The most common reasons are thin but otherwise healthy corneas, an occupation or sport in which a corneal flap would be undesirable, or dry-eye risk after the ocular surface has been optimized. If topography suggests keratoconus or ectasia, elective laser vision correction is usually avoided unless the surgeon is using a special therapeutic protocol. Your eye doctor decides based on the full pre-operative evaluation.

Does PRK eliminate the need for glasses forever?

Not necessarily. For distance vision, most patients are glasses-free for many years. As age progresses, presbyopia develops in everyone - the eye's lens loses its ability to focus at near - and reading glasses or progressives are usually needed in your 40s and beyond.
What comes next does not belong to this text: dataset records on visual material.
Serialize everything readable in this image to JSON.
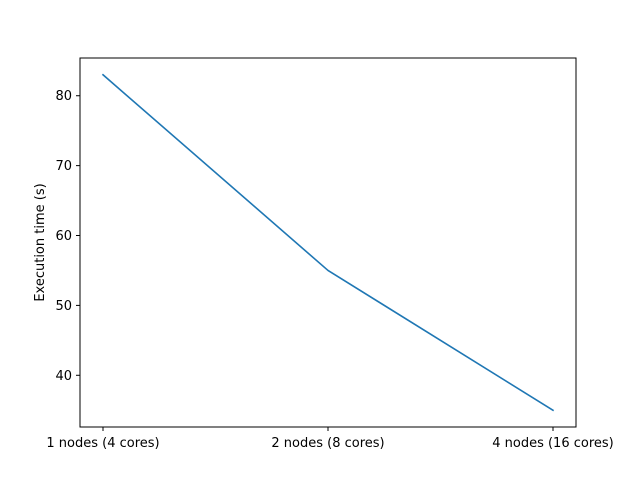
{
  "chart_data": {
    "type": "line",
    "title": "",
    "xlabel": "",
    "ylabel": "Execution time (s)",
    "categories": [
      "1 nodes (4 cores)",
      "2 nodes (8 cores)",
      "4 nodes (16 cores)"
    ],
    "series": [
      {
        "values": [
          83,
          55,
          35
        ],
        "color": "#1f77b4"
      }
    ],
    "yticks": [
      40,
      50,
      60,
      70,
      80
    ],
    "ylim": [
      32.6,
      85.4
    ],
    "grid": false,
    "legend": "none"
  }
}
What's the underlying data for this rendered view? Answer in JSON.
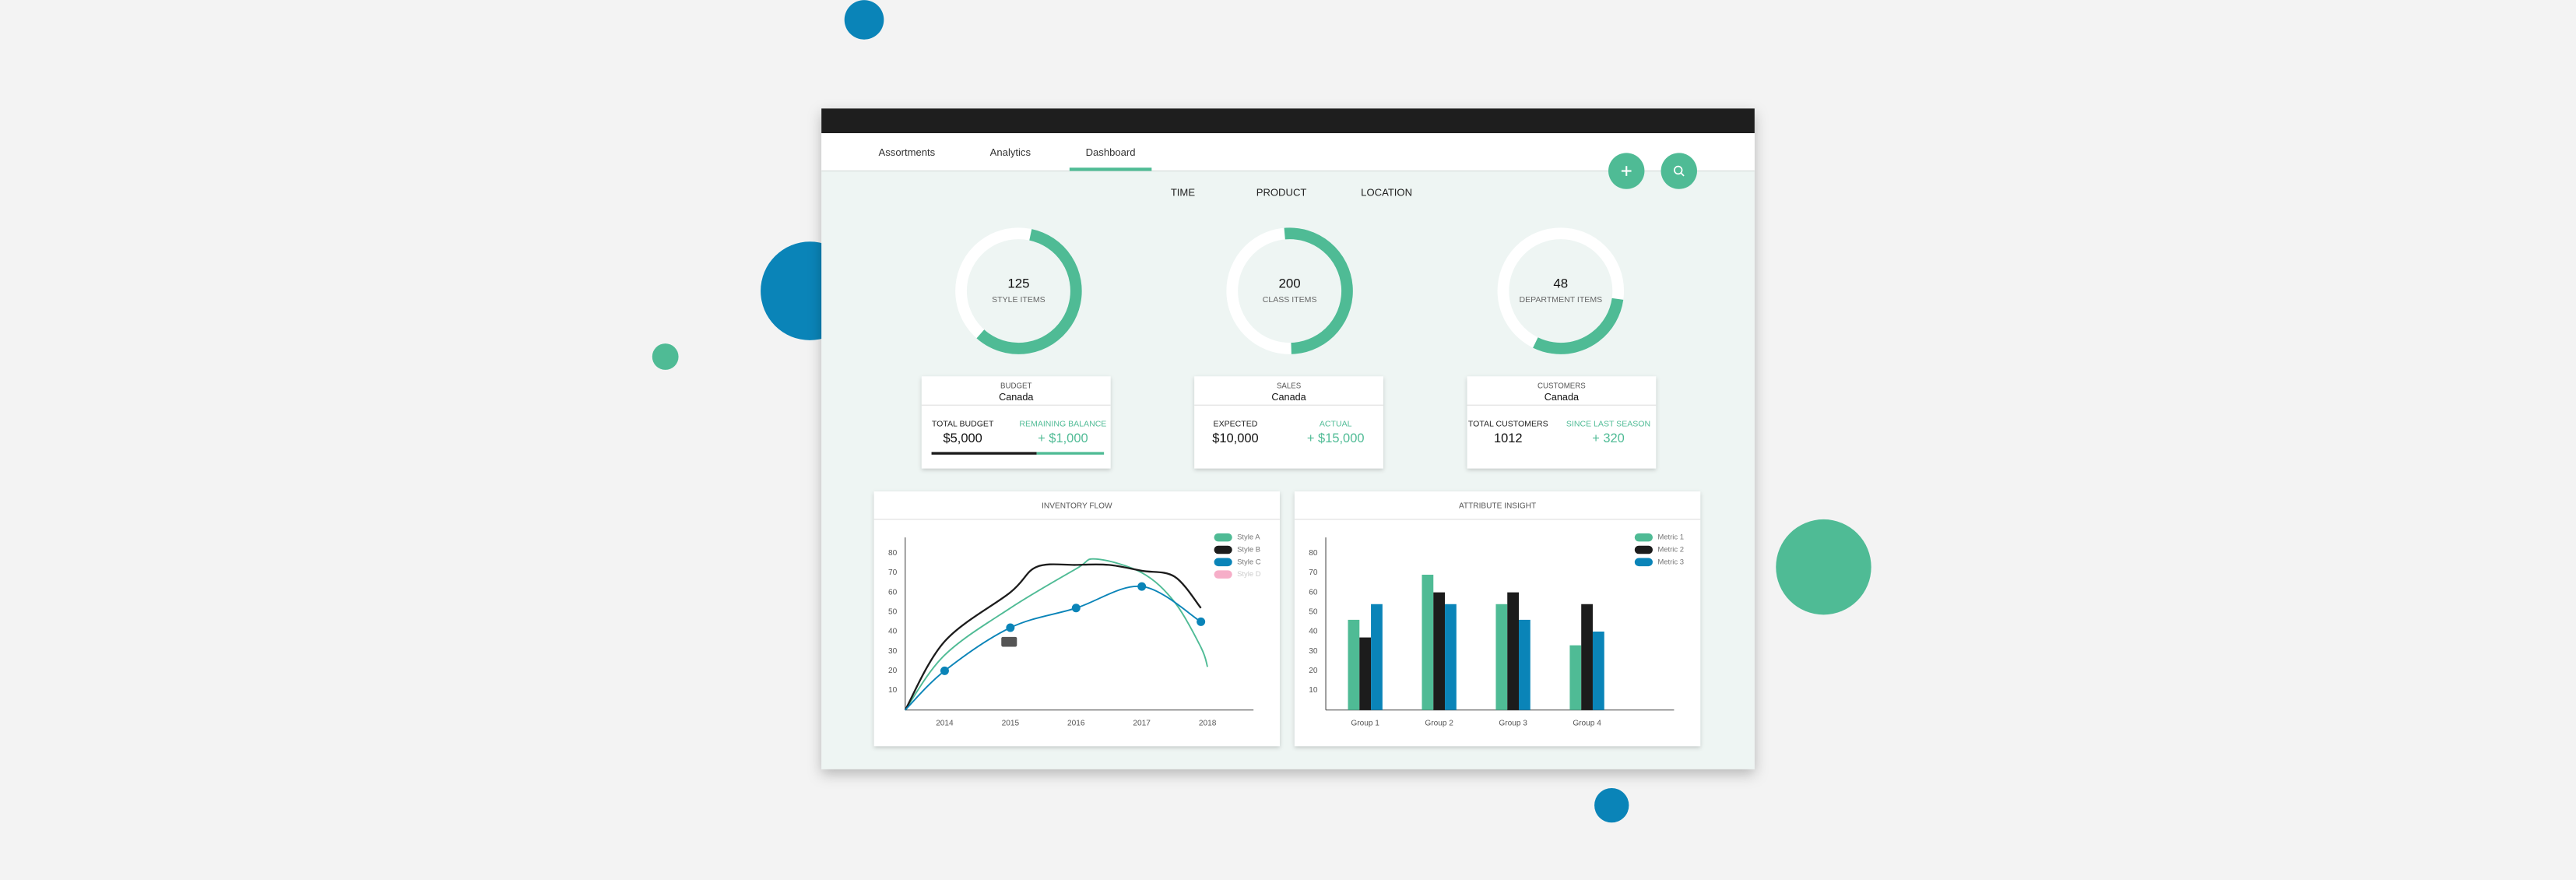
{
  "nav": {
    "tabs": [
      "Assortments",
      "Analytics",
      "Dashboard"
    ]
  },
  "filters": [
    "TIME",
    "PRODUCT",
    "LOCATION"
  ],
  "summary": [
    {
      "value": 125,
      "label": "STYLE ITEMS"
    },
    {
      "value": 200,
      "label": "CLASS ITEMS"
    },
    {
      "value": 48,
      "label": "DEPARTMENT ITEMS"
    }
  ],
  "cards": [
    {
      "title": "BUDGET",
      "region": "Canada",
      "left_label": "TOTAL BUDGET",
      "left_value": "$5,000",
      "right_label": "REMAINING BALANCE",
      "right_value": "+ $1,000"
    },
    {
      "title": "SALES",
      "region": "Canada",
      "left_label": "EXPECTED",
      "left_value": "$10,000",
      "right_label": "ACTUAL",
      "right_value": "+ $15,000"
    },
    {
      "title": "CUSTOMERS",
      "region": "Canada",
      "left_label": "TOTAL CUSTOMERS",
      "left_value": "1012",
      "right_label": "SINCE LAST SEASON",
      "right_value": "+ 320"
    }
  ],
  "chart_data": [
    {
      "type": "line",
      "title": "INVENTORY FLOW",
      "xlim": [
        2013.4,
        2018.7
      ],
      "xticks": [
        2014,
        2015,
        2016,
        2017,
        2018
      ],
      "ylim": [
        0,
        88
      ],
      "yticks": [
        10,
        20,
        30,
        40,
        50,
        60,
        70,
        80
      ],
      "series": [
        {
          "name": "Style A",
          "color": "#4fbb95",
          "x": [
            2013.4,
            2014,
            2015,
            2016,
            2016.3,
            2017,
            2017.5,
            2017.9,
            2018
          ],
          "values": [
            0,
            28,
            52,
            72,
            77,
            70,
            55,
            32,
            22
          ]
        },
        {
          "name": "Style B",
          "color": "#1c1c1c",
          "x": [
            2013.4,
            2014,
            2015,
            2015.4,
            2016,
            2016.5,
            2017,
            2017.5,
            2017.9
          ],
          "values": [
            0,
            35,
            60,
            73,
            74,
            74,
            71,
            68,
            52
          ]
        },
        {
          "name": "Style C",
          "color": "#0a84b8",
          "markers": true,
          "x": [
            2013.4,
            2014,
            2015,
            2016,
            2017,
            2017.9
          ],
          "values": [
            0,
            20,
            42,
            52,
            63,
            45
          ]
        },
        {
          "name": "Style D",
          "color": "#f28cb1"
        }
      ]
    },
    {
      "type": "bar",
      "title": "ATTRIBUTE INSIGHT",
      "categories": [
        "Group 1",
        "Group 2",
        "Group 3",
        "Group 4"
      ],
      "ylim": [
        0,
        88
      ],
      "yticks": [
        10,
        20,
        30,
        40,
        50,
        60,
        70,
        80
      ],
      "series": [
        {
          "name": "Metric 1",
          "color": "#4fbb95",
          "values": [
            46,
            69,
            54,
            33
          ]
        },
        {
          "name": "Metric 2",
          "color": "#1c1c1c",
          "values": [
            37,
            60,
            60,
            54
          ]
        },
        {
          "name": "Metric 3",
          "color": "#0a84b8",
          "values": [
            54,
            54,
            46,
            40
          ]
        }
      ]
    }
  ]
}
PRK corrects the cornea but does not prevent age-related lens changes.

Can PRK be repeated?

A small enhancement (touch-up) procedure can be performed if the initial result is undercorrected. Repeat full PRK is uncommon but possible in selected eyes. For age-related changes (cataracts, presbyopia), other procedures are typically more appropriate than additional laser refractive surgery.